Según trascendió, Varela exigía la renuncia del director del diario, Humberto Castelló, y del director ejecutivo, Tom Fielder. Además, el dibujante denunció que en el periódico “se burlan de los exiliados”, según las declaraciones que publicó el propio Nuevo Herald.
“Estás hablando con el nuevo director del periódico, y estoy aquí para desenmascarar los verdaderos conflictos. Aquí se burlan de los exiliados, hay problemas con el pago...”, había dicho el caricaturista en conversación telefónica con un periodista del periódico, cuando aún se encontraba atrincherado.
“Es tiempo suficiente, se están burlando de la gente. Pero alguien tiene que pagar y ese va a ser Castelló”, agregó.
José Varela ingresó a la redacción del diario a las 10.40, hora local, vestido con uniforme militar y con una arma que, según testigos, parecía una subametralladora. Según la página de Internet del diario, tras sostener una fuerte discusión con uno de los editores de fotografía, Varela entró a la oficina del director que se encontraba vacía, adonde se atrincheró.
“Al entrar sacó el arma y comenzó a botar cosas al piso y a decir “que alguien tenía que pagar lo que está sucediendo. Yo estaba hablando por teléfono, colgué, me refugié en el baño”, relató la periodista Alejandra Chaparro, en declaraciones que reprodujo el sitio del diario
Pero fue durante una segunda conversación con otro de los periodistas del medio, que Varela comenzó a hablar de que también quería la renuncia de Fielder, el director ejecutivo, y admitió que concebía la posibilidad de morir en el transe.
“Puedo morir aquí, pero esto tiene que saberse en Miami. Lo digo porque tengo que decirlo”, dijo Varela.
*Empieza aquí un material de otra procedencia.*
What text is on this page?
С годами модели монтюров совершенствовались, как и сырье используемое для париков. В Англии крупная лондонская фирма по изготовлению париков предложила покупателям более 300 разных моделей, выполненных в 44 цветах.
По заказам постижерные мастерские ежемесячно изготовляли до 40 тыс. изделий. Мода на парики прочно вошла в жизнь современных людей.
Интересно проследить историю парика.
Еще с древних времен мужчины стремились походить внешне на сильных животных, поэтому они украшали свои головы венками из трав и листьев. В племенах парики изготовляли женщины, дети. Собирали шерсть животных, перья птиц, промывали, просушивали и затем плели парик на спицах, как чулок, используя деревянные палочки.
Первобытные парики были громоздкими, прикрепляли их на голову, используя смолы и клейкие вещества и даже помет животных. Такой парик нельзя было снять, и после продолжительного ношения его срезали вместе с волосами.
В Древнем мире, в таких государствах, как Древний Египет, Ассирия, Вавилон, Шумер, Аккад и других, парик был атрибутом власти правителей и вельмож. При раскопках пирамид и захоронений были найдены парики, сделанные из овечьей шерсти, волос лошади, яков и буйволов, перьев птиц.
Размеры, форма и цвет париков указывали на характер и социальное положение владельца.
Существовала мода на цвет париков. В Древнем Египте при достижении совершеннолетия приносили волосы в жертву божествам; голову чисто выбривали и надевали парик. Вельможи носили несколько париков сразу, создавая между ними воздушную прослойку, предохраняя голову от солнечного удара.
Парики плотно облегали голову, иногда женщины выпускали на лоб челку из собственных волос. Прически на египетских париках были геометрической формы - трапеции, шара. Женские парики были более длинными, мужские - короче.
En una conversación posterior con el periodista Tomás García Fusté, el caricaturista pidió hablar con el padre Alberto Cutié, de la comunidad hispana de Miami.
La semana pasada, según informó el Nuevo Herald, Varela había relatado a por lo menos dos de sus compañeros que había adquirido una subametralladora UZI y una escopeta de cañones recortados, porque no se sentía seguro en la zona de Júpiter adonde se había mudado.
El caricaturista tiene dos hijos y se divorció de su esposa hace sólo unos meses.
Se entregó el caricaturista atrincherado en Miami
Lo informó el mismo periódico, tras recibir un reporte de la Policía. El dibujante José Varela había tomado la redacción de Miami para pedir la renuncia del director y del director ejecutivo del medio. Denunció que el periódico “se burla” de los exiliados cubanos.